Gloria Pryhuber, MD received her undergraduate degree at Cornell University and completed her medical degree and Residency in Pediatrics at Upstate Medical Center in Syracuse New York. She completed a Neonatal-Perinatal Medicine Fellowship and a post-doctoral William Cooper Proctor Pediatric Research Scholarship in the Pulmonary Biology laboratory of Dr. Jeffery Whitsett at Cincinnati Children’s Hospital Medical Center in Cincinnati, Ohio. Over more than 30 years, as a practicing Neonatologist and Basic Science Investigator at the Golisano Children’s Hospital at the University of Rochester Medical Center in Rochester, NY, she has worked to foster active collaborations around the world of young investigators and clinicians with expertise in neonatology, pulmonology, infectious disease, obstetrics/perinatology, immunology, pathology, molecular biology and genomics.
Dr. Pryhuber’s laboratory is applying advances in molecular biology to study health and disease in the human lung across the ages with the broad goal to enhance and enable collaborative research to reduce respiratory mortality and morbidity in children and adults. She has served as PI for the multicenter NIH Prematurity and Respiratory Outcomes Program (PROP), as Lead Investigator for the NIAID UR-Respiratory Pathogens Research Center (RPRC) “Prematurity Respiratory Outcomes, Immune System and Microbiomes (PRISM)” Study, and as PI for the NHLBI Lung Development Molecular Atlas Program Human Tissue Core (LungMAP-HTC) creating the BioRepository for INvestigation of Diseases of the Lung Extended (BRINDLE) and as PI for the NIH Human Biomolecular Atlas Program (HuBMAP - Lung). Dr. Pryhuber is proud to be a member of the American Pediatric Society, the American Thoracic Society, the American Physiological Society and the Sigma Xi Scientific Research Honor Society and remains a Professor with Tenure in the Department of Pediatrics, Division of Neonatology and the Environmental Health Sciences Center in Rochester.
Nizar Jarjour, MD
Nizar Jarjour, MD graduated from Damascus University School of Medicine in 1980, completed his residency training at Cook County Hospital, Chicago; and Pulmonary/Critical Care Fellowship at the University of Wisconsin (UW)-Madison. He joined the faculty at UW in 1990 and rose through the ranks until 2004 when he was promoted to Professor and appointed as the Allergy, Pulmonary and Critical Care Division Head where he is currently the Ovid Meyer Endowed Professor of Medicine.
For more than 20 years, Dr. Jarjour led the Allergy/Pulmonary division at University of Wisconsin, propelling it to become a vibrant hub of research, clinical excellence and strong mentoring. He has served on several NIH Study Sections and the American Board of Internal Medicine - Pulmonary Specialty Board and as a member of the FDA Allergy and Pulmonary Drug Advisory Committee. He has been invited to present at many professional society conferences and universities in North America, Europe, Africa and Asia.

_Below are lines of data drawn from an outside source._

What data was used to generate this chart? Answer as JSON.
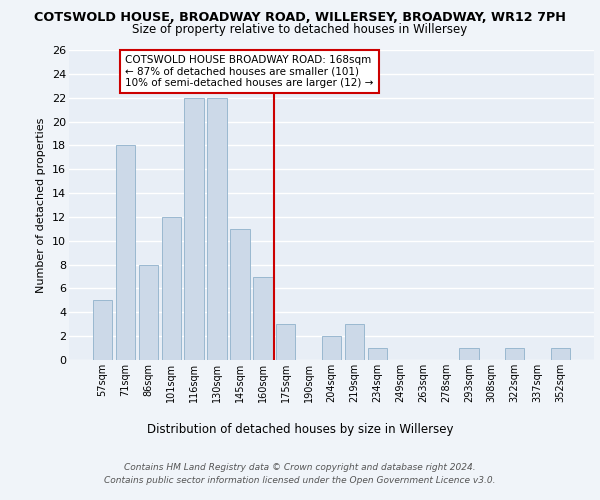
{
  "title_line1": "COTSWOLD HOUSE, BROADWAY ROAD, WILLERSEY, BROADWAY, WR12 7PH",
  "title_line2": "Size of property relative to detached houses in Willersey",
  "xlabel": "Distribution of detached houses by size in Willersey",
  "ylabel": "Number of detached properties",
  "bar_labels": [
    "57sqm",
    "71sqm",
    "86sqm",
    "101sqm",
    "116sqm",
    "130sqm",
    "145sqm",
    "160sqm",
    "175sqm",
    "190sqm",
    "204sqm",
    "219sqm",
    "234sqm",
    "249sqm",
    "263sqm",
    "278sqm",
    "293sqm",
    "308sqm",
    "322sqm",
    "337sqm",
    "352sqm"
  ],
  "bar_values": [
    5,
    18,
    8,
    12,
    22,
    22,
    11,
    7,
    3,
    0,
    2,
    3,
    1,
    0,
    0,
    0,
    1,
    0,
    1,
    0,
    1
  ],
  "bar_color": "#ccd9e8",
  "bar_edge_color": "#9ab8d0",
  "vline_x": 7.5,
  "vline_color": "#cc0000",
  "annotation_text": "COTSWOLD HOUSE BROADWAY ROAD: 168sqm\n← 87% of detached houses are smaller (101)\n10% of semi-detached houses are larger (12) →",
  "annotation_box_color": "#ffffff",
  "annotation_box_edge": "#cc0000",
  "ylim": [
    0,
    26
  ],
  "yticks": [
    0,
    2,
    4,
    6,
    8,
    10,
    12,
    14,
    16,
    18,
    20,
    22,
    24,
    26
  ],
  "fig_bg": "#f0f4f9",
  "plot_bg": "#e8eef6",
  "grid_color": "#ffffff",
  "footer_line1": "Contains HM Land Registry data © Crown copyright and database right 2024.",
  "footer_line2": "Contains public sector information licensed under the Open Government Licence v3.0."
}
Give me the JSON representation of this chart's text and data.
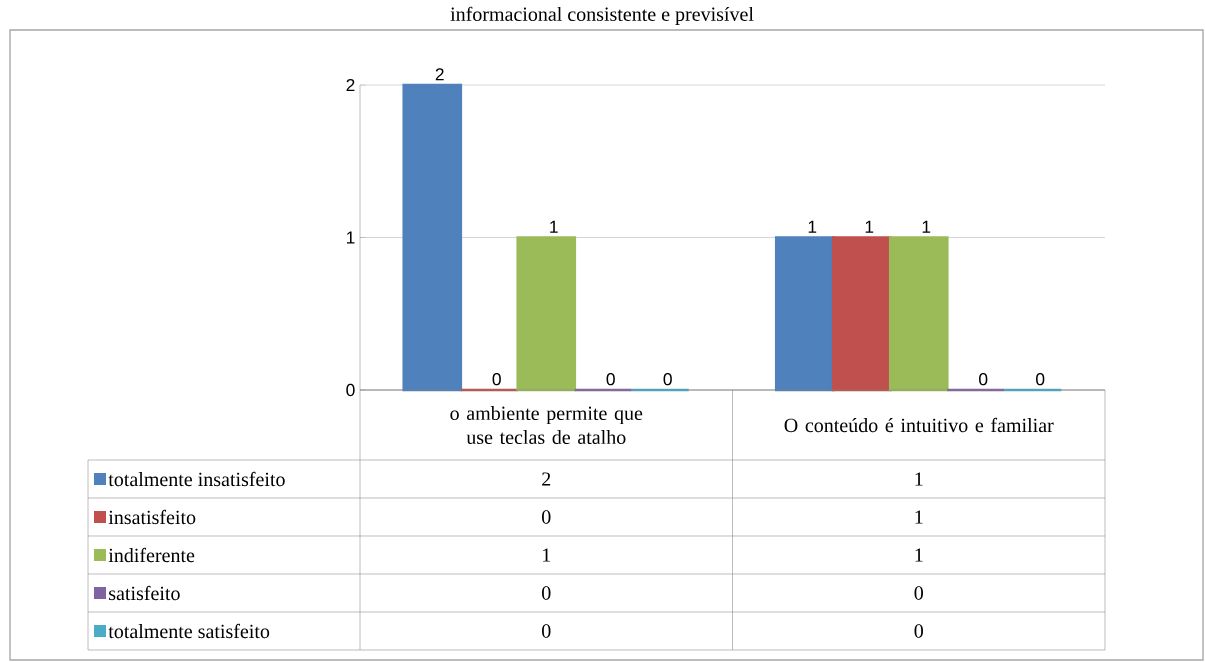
{
  "chart_data": {
    "type": "bar",
    "title": "informacional consistente e previsível",
    "categories": [
      "o ambiente permite que use teclas de atalho",
      "O conteúdo é intuitivo e familiar"
    ],
    "series": [
      {
        "name": "totalmente insatisfeito",
        "color": "#4f81bd",
        "values": [
          2,
          1
        ],
        "value_labels": [
          "2",
          "1"
        ]
      },
      {
        "name": "insatisfeito",
        "color": "#c0504d",
        "values": [
          0,
          1
        ],
        "value_labels": [
          "0",
          "1"
        ]
      },
      {
        "name": "indiferente",
        "color": "#9bbb59",
        "values": [
          1,
          1
        ],
        "value_labels": [
          "1",
          "1"
        ]
      },
      {
        "name": "satisfeito",
        "color": "#8064a2",
        "values": [
          0,
          0
        ],
        "value_labels": [
          "0",
          "0"
        ]
      },
      {
        "name": "totalmente satisfeito",
        "color": "#4bacc6",
        "values": [
          0,
          0
        ],
        "value_labels": [
          "0",
          "0"
        ]
      }
    ],
    "ylim": [
      0,
      2
    ],
    "yticks": [
      0,
      1,
      2
    ],
    "grid": "y",
    "legend": "bottom",
    "data_labels": true
  }
}
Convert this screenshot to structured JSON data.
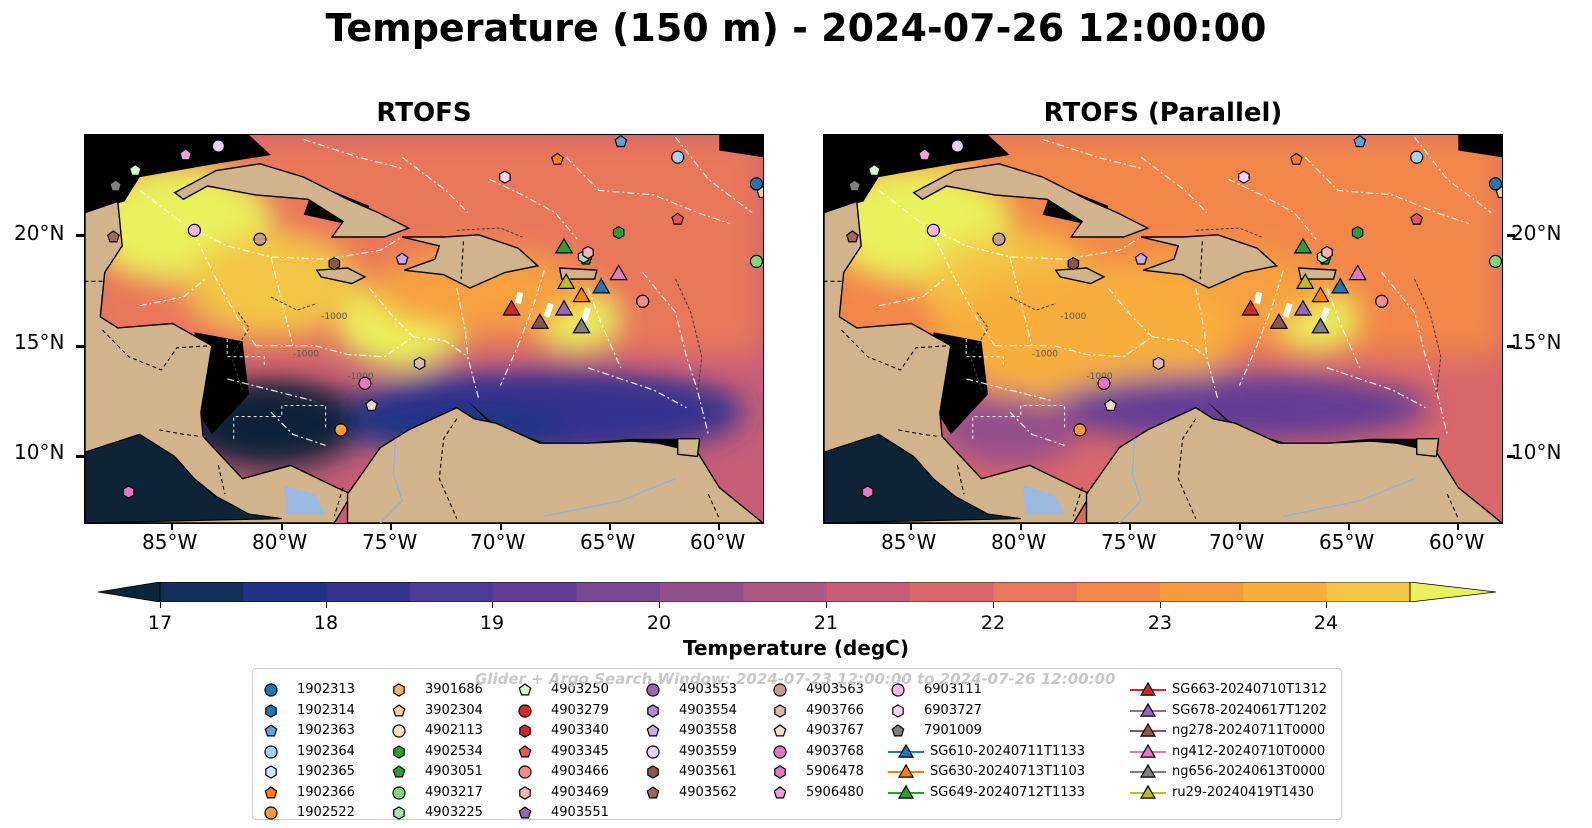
{
  "title": "Temperature (150 m) - 2024-07-26 12:00:00",
  "panels": [
    {
      "title": "RTOFS"
    },
    {
      "title": "RTOFS (Parallel)"
    }
  ],
  "axes": {
    "lat_labels": [
      "20°N",
      "15°N",
      "10°N"
    ],
    "lon_labels": [
      "85°W",
      "80°W",
      "75°W",
      "70°W",
      "65°W",
      "60°W"
    ],
    "contour_labels": [
      "-1000",
      "-1000",
      "-1000"
    ]
  },
  "colorbar": {
    "label": "Temperature (degC)",
    "ticks": [
      "17",
      "18",
      "19",
      "20",
      "21",
      "22",
      "23",
      "24"
    ],
    "colors": [
      "#0b2437",
      "#132e5a",
      "#1e3483",
      "#35338f",
      "#4c3b97",
      "#633d96",
      "#7a4791",
      "#94508d",
      "#ae5883",
      "#c65e78",
      "#d9676a",
      "#e9775a",
      "#f2874a",
      "#f69a3e",
      "#f8ae3d",
      "#f3c645",
      "#e9e758"
    ],
    "over_color": "#e9f25c",
    "under_color": "#0b2437"
  },
  "legend": {
    "watermark": "Glider + Argo Search Window: 2024-07-23 12:00:00 to 2024-07-26 12:00:00",
    "items": [
      {
        "label": "1902313",
        "color": "#1f77b4",
        "marker": "circle"
      },
      {
        "label": "1902314",
        "color": "#1f77b4",
        "marker": "hexagon"
      },
      {
        "label": "1902363",
        "color": "#5aa4e0",
        "marker": "pentagon"
      },
      {
        "label": "1902364",
        "color": "#a8d0f0",
        "marker": "circle"
      },
      {
        "label": "1902365",
        "color": "#cfe6f8",
        "marker": "hexagon"
      },
      {
        "label": "1902366",
        "color": "#ff7f0e",
        "marker": "pentagon"
      },
      {
        "label": "1902522",
        "color": "#ff9a33",
        "marker": "circle"
      },
      {
        "label": "3901686",
        "color": "#ffb266",
        "marker": "hexagon"
      },
      {
        "label": "3902304",
        "color": "#ffcc99",
        "marker": "pentagon"
      },
      {
        "label": "4902113",
        "color": "#ffe0c2",
        "marker": "circle"
      },
      {
        "label": "4902534",
        "color": "#2ca02c",
        "marker": "hexagon"
      },
      {
        "label": "4903051",
        "color": "#2ca02c",
        "marker": "pentagon"
      },
      {
        "label": "4903217",
        "color": "#7dd87d",
        "marker": "circle"
      },
      {
        "label": "4903225",
        "color": "#a8e6a8",
        "marker": "hexagon"
      },
      {
        "label": "4903250",
        "color": "#d8f5d0",
        "marker": "pentagon"
      },
      {
        "label": "4903279",
        "color": "#d62728",
        "marker": "circle"
      },
      {
        "label": "4903340",
        "color": "#d62728",
        "marker": "hexagon"
      },
      {
        "label": "4903345",
        "color": "#e8565a",
        "marker": "pentagon"
      },
      {
        "label": "4903466",
        "color": "#f28c8c",
        "marker": "circle"
      },
      {
        "label": "4903469",
        "color": "#f8b4b4",
        "marker": "hexagon"
      },
      {
        "label": "4903551",
        "color": "#9467bd",
        "marker": "pentagon"
      },
      {
        "label": "4903553",
        "color": "#9467bd",
        "marker": "circle"
      },
      {
        "label": "4903554",
        "color": "#b08ad6",
        "marker": "hexagon"
      },
      {
        "label": "4903558",
        "color": "#c9aaeb",
        "marker": "pentagon"
      },
      {
        "label": "4903559",
        "color": "#e5d2f7",
        "marker": "circle"
      },
      {
        "label": "4903561",
        "color": "#8c564b",
        "marker": "hexagon"
      },
      {
        "label": "4903562",
        "color": "#a0685c",
        "marker": "pentagon"
      },
      {
        "label": "4903563",
        "color": "#c49c94",
        "marker": "circle"
      },
      {
        "label": "4903766",
        "color": "#e0b8ae",
        "marker": "hexagon"
      },
      {
        "label": "4903767",
        "color": "#f7d9cf",
        "marker": "pentagon"
      },
      {
        "label": "4903768",
        "color": "#e377c2",
        "marker": "circle"
      },
      {
        "label": "5906478",
        "color": "#e377c2",
        "marker": "hexagon"
      },
      {
        "label": "5906480",
        "color": "#f0a0d8",
        "marker": "pentagon"
      },
      {
        "label": "6903111",
        "color": "#f7b6e6",
        "marker": "circle"
      },
      {
        "label": "6903727",
        "color": "#fad4f0",
        "marker": "hexagon"
      },
      {
        "label": "7901009",
        "color": "#7f7f7f",
        "marker": "pentagon"
      },
      {
        "label": "SG610-20240711T1133",
        "color": "#1f77b4",
        "marker": "triangle"
      },
      {
        "label": "SG630-20240713T1103",
        "color": "#ff7f0e",
        "marker": "triangle"
      },
      {
        "label": "SG649-20240712T1133",
        "color": "#2ca02c",
        "marker": "triangle"
      },
      {
        "label": "SG663-20240710T1312",
        "color": "#d62728",
        "marker": "triangle"
      },
      {
        "label": "SG678-20240617T1202",
        "color": "#9467bd",
        "marker": "triangle"
      },
      {
        "label": "ng278-20240711T0000",
        "color": "#8c564b",
        "marker": "triangle"
      },
      {
        "label": "ng412-20240710T0000",
        "color": "#e377c2",
        "marker": "triangle"
      },
      {
        "label": "ng656-20240613T0000",
        "color": "#7f7f7f",
        "marker": "triangle"
      },
      {
        "label": "ru29-20240419T1430",
        "color": "#bcbd22",
        "marker": "triangle"
      }
    ]
  },
  "map_extent": {
    "lon": [
      -89,
      -58
    ],
    "lat": [
      7,
      24.5
    ]
  },
  "floats": [
    {
      "id": "1902313",
      "lon": -58.3,
      "lat": 22.3
    },
    {
      "id": "1902363",
      "lon": -64.5,
      "lat": 24.2
    },
    {
      "id": "1902364",
      "lon": -61.9,
      "lat": 23.5
    },
    {
      "id": "1902366",
      "lon": -67.4,
      "lat": 23.4
    },
    {
      "id": "1902522",
      "lon": -77.3,
      "lat": 11.2
    },
    {
      "id": "3902304",
      "lon": -58.0,
      "lat": 21.9
    },
    {
      "id": "4902534",
      "lon": -64.6,
      "lat": 20.1
    },
    {
      "id": "4903051",
      "lon": -66.1,
      "lat": 18.9
    },
    {
      "id": "4903217",
      "lon": -58.3,
      "lat": 18.8
    },
    {
      "id": "4903225",
      "lon": -66.2,
      "lat": 19.0
    },
    {
      "id": "4903250",
      "lon": -86.7,
      "lat": 22.9
    },
    {
      "id": "4903345",
      "lon": -61.9,
      "lat": 20.7
    },
    {
      "id": "4903466",
      "lon": -63.5,
      "lat": 17.0
    },
    {
      "id": "4903469",
      "lon": -66.0,
      "lat": 19.2
    },
    {
      "id": "4903558",
      "lon": -74.5,
      "lat": 18.9
    },
    {
      "id": "4903559",
      "lon": -82.9,
      "lat": 24.0
    },
    {
      "id": "4903561",
      "lon": -77.6,
      "lat": 18.7
    },
    {
      "id": "4903562",
      "lon": -87.7,
      "lat": 19.9
    },
    {
      "id": "4903563",
      "lon": -81.0,
      "lat": 19.8
    },
    {
      "id": "4903766",
      "lon": -73.7,
      "lat": 14.2
    },
    {
      "id": "4903767",
      "lon": -75.9,
      "lat": 12.3
    },
    {
      "id": "4903768",
      "lon": -76.2,
      "lat": 13.3
    },
    {
      "id": "5906478",
      "lon": -87.0,
      "lat": 8.4
    },
    {
      "id": "5906480",
      "lon": -84.4,
      "lat": 23.6
    },
    {
      "id": "6903111",
      "lon": -84.0,
      "lat": 20.2
    },
    {
      "id": "6903727",
      "lon": -69.8,
      "lat": 22.6
    },
    {
      "id": "7901009",
      "lon": -87.6,
      "lat": 22.2
    }
  ],
  "gliders": [
    {
      "id": "SG610-20240711T1133",
      "lon": -65.4,
      "lat": 17.7
    },
    {
      "id": "SG630-20240713T1103",
      "lon": -66.3,
      "lat": 17.3
    },
    {
      "id": "SG649-20240712T1133",
      "lon": -67.1,
      "lat": 19.5
    },
    {
      "id": "SG663-20240710T1312",
      "lon": -69.5,
      "lat": 16.7
    },
    {
      "id": "SG678-20240617T1202",
      "lon": -67.1,
      "lat": 16.7
    },
    {
      "id": "ng278-20240711T0000",
      "lon": -68.2,
      "lat": 16.1
    },
    {
      "id": "ng412-20240710T0000",
      "lon": -64.6,
      "lat": 18.3
    },
    {
      "id": "ng656-20240613T0000",
      "lon": -66.3,
      "lat": 15.9
    },
    {
      "id": "ru29-20240419T1430",
      "lon": -67.0,
      "lat": 17.9
    }
  ]
}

He has been active in several international professional societies including the ERS, AAAAI and especially the ATS where he attended the annual ATS conference every year since 1988! Dr. Jarjour has led an internationally recognized asthma research program and has served as a Principal Investigator for several NIH funded collaborative grants, including the severe asthma research program (SARP), and the precision therapies in severe and exacerbation prone asthma (PrecISE) which examined 5 novel therapies for severe asthma. He has contributed to more than 250 scientific publications with nearly 2000 scientific citations per year, leading to an H factor of 80+. He has conducted research studies on the mechanism of airway inflammation including the role of allergies, viral infections and circadian rhythm.
His team at Wisconsin is currently leading studies on the systemic effects of asthma and has received NIH funding to study the effects of airway inflammation in asthma on the risk of dementia.